Te veo en fotos, cansada, pálida, amarronada y haciendo una fuerza titánica por sonreír.
Te veo en fotos, en videos, teniendo la lucha más tremenda por ser feliz.
Te recuerdo sentada en el sillón, con el tic tac del reloj más lento del mundo, contando los segundos para dejar de estar sola.
Siento tu miedo al mirar a tu bebé, por cada sonido que emite o deja de emitir, por cada minuto de llanto, por cada hora que pasaba en cada teta, por cada siesta corta o demasiado larga.
Siento tu vergüenza por tu cuerpo raro, casi tribal, de líneas negras y curvas que se cavan en cada recoveco posible.

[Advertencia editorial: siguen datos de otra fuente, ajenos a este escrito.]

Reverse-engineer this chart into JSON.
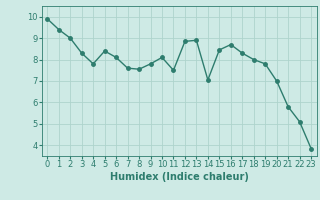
{
  "x": [
    0,
    1,
    2,
    3,
    4,
    5,
    6,
    7,
    8,
    9,
    10,
    11,
    12,
    13,
    14,
    15,
    16,
    17,
    18,
    19,
    20,
    21,
    22,
    23
  ],
  "y": [
    9.9,
    9.4,
    9.0,
    8.3,
    7.8,
    8.4,
    8.1,
    7.6,
    7.55,
    7.8,
    8.1,
    7.5,
    8.85,
    8.9,
    7.05,
    8.45,
    8.7,
    8.3,
    8.0,
    7.8,
    7.0,
    5.8,
    5.1,
    3.85
  ],
  "line_color": "#2e7d6e",
  "marker": "o",
  "marker_size": 2.5,
  "line_width": 1.0,
  "bg_color": "#ceeae5",
  "grid_color": "#aed4cc",
  "xlabel": "Humidex (Indice chaleur)",
  "xlabel_fontsize": 7,
  "tick_fontsize": 6,
  "ylim": [
    3.5,
    10.5
  ],
  "xlim": [
    -0.5,
    23.5
  ],
  "yticks": [
    4,
    5,
    6,
    7,
    8,
    9,
    10
  ],
  "xticks": [
    0,
    1,
    2,
    3,
    4,
    5,
    6,
    7,
    8,
    9,
    10,
    11,
    12,
    13,
    14,
    15,
    16,
    17,
    18,
    19,
    20,
    21,
    22,
    23
  ]
}
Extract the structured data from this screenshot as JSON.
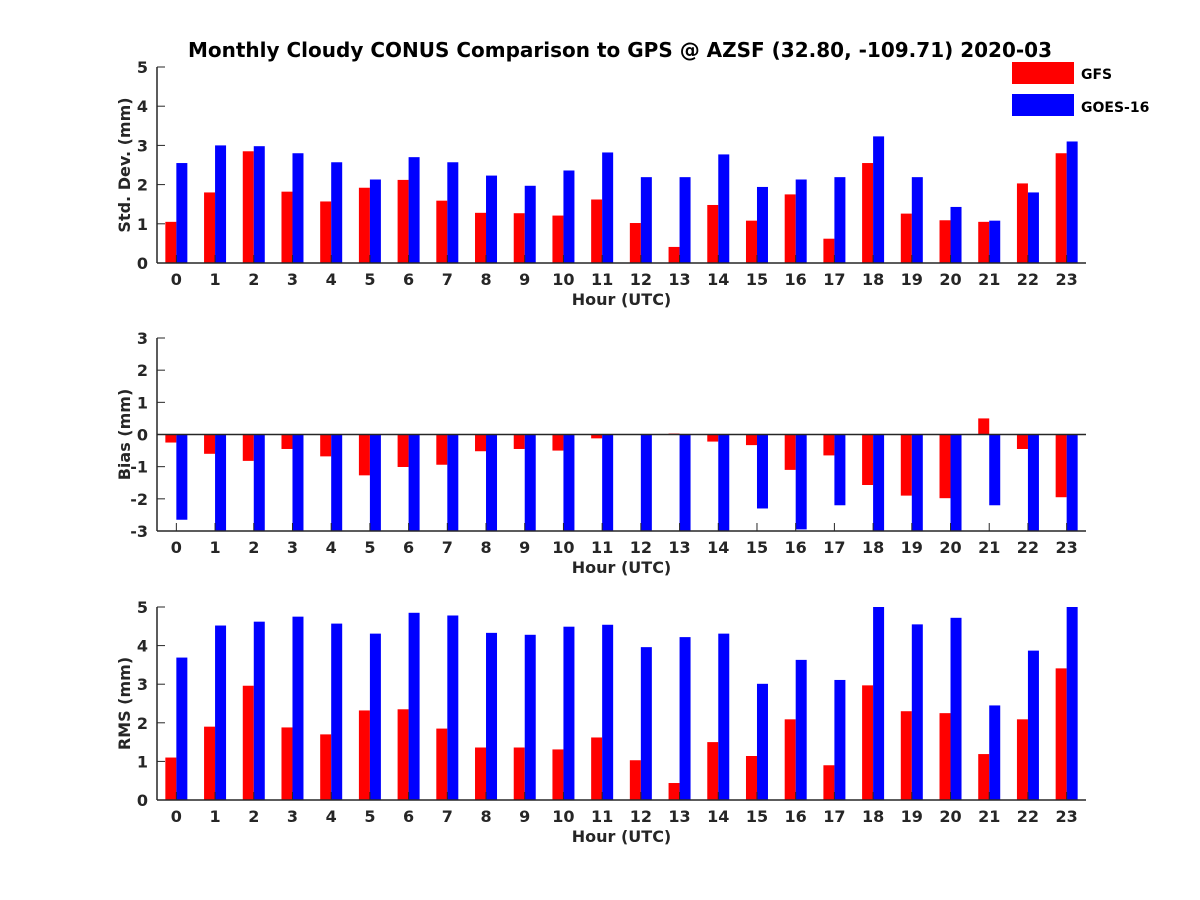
{
  "title": "Monthly Cloudy CONUS Comparison to GPS @ AZSF (32.80, -109.71) 2020-03",
  "legend": {
    "placement": "top-right",
    "entries": [
      {
        "name": "GFS",
        "color": "#ff0000"
      },
      {
        "name": "GOES-16",
        "color": "#0000ff"
      }
    ]
  },
  "chart_data": [
    {
      "type": "bar",
      "xlabel": "Hour (UTC)",
      "ylabel": "Std. Dev. (mm)",
      "ylim": [
        0,
        5
      ],
      "yticks": [
        0,
        1,
        2,
        3,
        4,
        5
      ],
      "categories": [
        "0",
        "1",
        "2",
        "3",
        "4",
        "5",
        "6",
        "7",
        "8",
        "9",
        "10",
        "11",
        "12",
        "13",
        "14",
        "15",
        "16",
        "17",
        "18",
        "19",
        "20",
        "21",
        "22",
        "23"
      ],
      "series": [
        {
          "name": "GFS",
          "color": "#ff0000",
          "values": [
            1.05,
            1.8,
            2.85,
            1.82,
            1.57,
            1.92,
            2.12,
            1.59,
            1.28,
            1.27,
            1.21,
            1.62,
            1.02,
            0.41,
            1.48,
            1.08,
            1.75,
            0.62,
            2.55,
            1.26,
            1.09,
            1.05,
            2.03,
            2.8
          ]
        },
        {
          "name": "GOES-16",
          "color": "#0000ff",
          "values": [
            2.55,
            3.0,
            2.98,
            2.8,
            2.57,
            2.13,
            2.7,
            2.57,
            2.23,
            1.97,
            2.36,
            2.82,
            2.19,
            2.19,
            2.77,
            1.94,
            2.13,
            2.19,
            3.23,
            2.19,
            1.43,
            1.08,
            1.8,
            3.1
          ]
        }
      ]
    },
    {
      "type": "bar",
      "xlabel": "Hour (UTC)",
      "ylabel": "Bias (mm)",
      "ylim": [
        -3,
        3
      ],
      "yticks": [
        -3,
        -2,
        -1,
        0,
        1,
        2,
        3
      ],
      "zero_line": true,
      "categories": [
        "0",
        "1",
        "2",
        "3",
        "4",
        "5",
        "6",
        "7",
        "8",
        "9",
        "10",
        "11",
        "12",
        "13",
        "14",
        "15",
        "16",
        "17",
        "18",
        "19",
        "20",
        "21",
        "22",
        "23"
      ],
      "series": [
        {
          "name": "GFS",
          "color": "#ff0000",
          "values": [
            -0.25,
            -0.6,
            -0.82,
            -0.45,
            -0.68,
            -1.27,
            -1.01,
            -0.94,
            -0.52,
            -0.45,
            -0.5,
            -0.12,
            0.0,
            0.03,
            -0.22,
            -0.33,
            -1.1,
            -0.65,
            -1.57,
            -1.9,
            -1.98,
            0.5,
            -0.45,
            -1.95
          ]
        },
        {
          "name": "GOES-16",
          "color": "#0000ff",
          "values": [
            -2.65,
            -3.0,
            -3.0,
            -3.0,
            -3.0,
            -3.0,
            -3.0,
            -3.0,
            -3.0,
            -3.0,
            -3.0,
            -3.0,
            -3.0,
            -3.0,
            -3.0,
            -2.3,
            -2.95,
            -2.2,
            -3.0,
            -3.0,
            -3.0,
            -2.2,
            -3.0,
            -3.0
          ]
        }
      ]
    },
    {
      "type": "bar",
      "xlabel": "Hour (UTC)",
      "ylabel": "RMS (mm)",
      "ylim": [
        0,
        5
      ],
      "yticks": [
        0,
        1,
        2,
        3,
        4,
        5
      ],
      "categories": [
        "0",
        "1",
        "2",
        "3",
        "4",
        "5",
        "6",
        "7",
        "8",
        "9",
        "10",
        "11",
        "12",
        "13",
        "14",
        "15",
        "16",
        "17",
        "18",
        "19",
        "20",
        "21",
        "22",
        "23"
      ],
      "series": [
        {
          "name": "GFS",
          "color": "#ff0000",
          "values": [
            1.1,
            1.9,
            2.96,
            1.88,
            1.7,
            2.32,
            2.35,
            1.85,
            1.36,
            1.36,
            1.31,
            1.62,
            1.03,
            0.44,
            1.5,
            1.14,
            2.09,
            0.9,
            2.97,
            2.3,
            2.25,
            1.19,
            2.09,
            3.41
          ]
        },
        {
          "name": "GOES-16",
          "color": "#0000ff",
          "values": [
            3.69,
            4.52,
            4.62,
            4.75,
            4.57,
            4.31,
            4.85,
            4.78,
            4.33,
            4.28,
            4.49,
            4.54,
            3.96,
            4.22,
            4.31,
            3.01,
            3.63,
            3.11,
            5.0,
            4.55,
            4.72,
            2.45,
            3.87,
            5.0
          ]
        }
      ]
    }
  ]
}
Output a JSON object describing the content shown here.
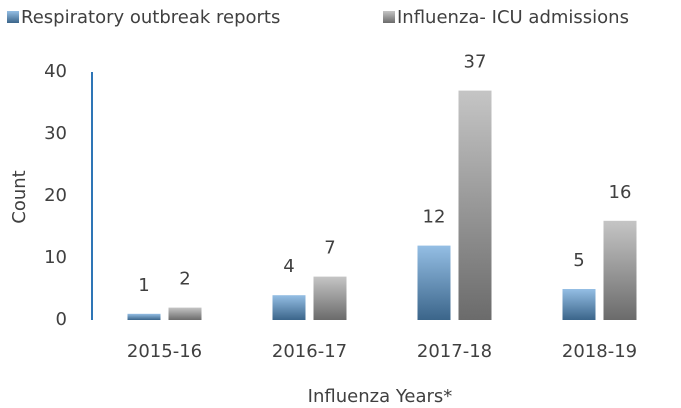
{
  "chart_data": {
    "type": "bar",
    "x_label": "Influenza Years*",
    "y_label": "Count",
    "categories": [
      "2015-16",
      "2016-17",
      "2017-18",
      "2018-19"
    ],
    "series": [
      {
        "name": "Respiratory outbreak reports",
        "color": "#5b9bd5",
        "values": [
          1,
          4,
          12,
          5
        ]
      },
      {
        "name": "Influenza- ICU admissions",
        "color": "#a5a5a5",
        "values": [
          2,
          7,
          37,
          16
        ]
      }
    ],
    "ylim": [
      0,
      40
    ],
    "yticks": [
      0,
      10,
      20,
      30,
      40
    ],
    "grid": false,
    "legend": "top"
  }
}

Tiemblo ante tu dolor por pensar que habías perdido todo, por creerte juzgada por no haber trabajado durante tu embarazo, por no avanzar académicamente, por involucionar socialmente al punto de convertirte en una visionaria de lo que se vendría dos años después, por perder la poca belleza que quedaba, por sentirte sola, sin nadie que te afirmara, que te amurara, te sostuviera y te guiara.
Pero también siento tu fuerza, para anclarte y salvarte, para inventarte y autojustificarte un tiempo de silencio, como alimento energético, como mimo al alma, como espacio para vos, carvado en la madera más dura que es el puerperio. Por no resignarte a la ayuda que no llegó y buscar otra. Por inventar nuevas formas de ser vos y por construir una voz más determinada y ancha para vaciar el dolor y llenarte de vos.
Gracias. Te veo y me llenás de orgullo. Te veo y me dolés, pero más que nada, te amo.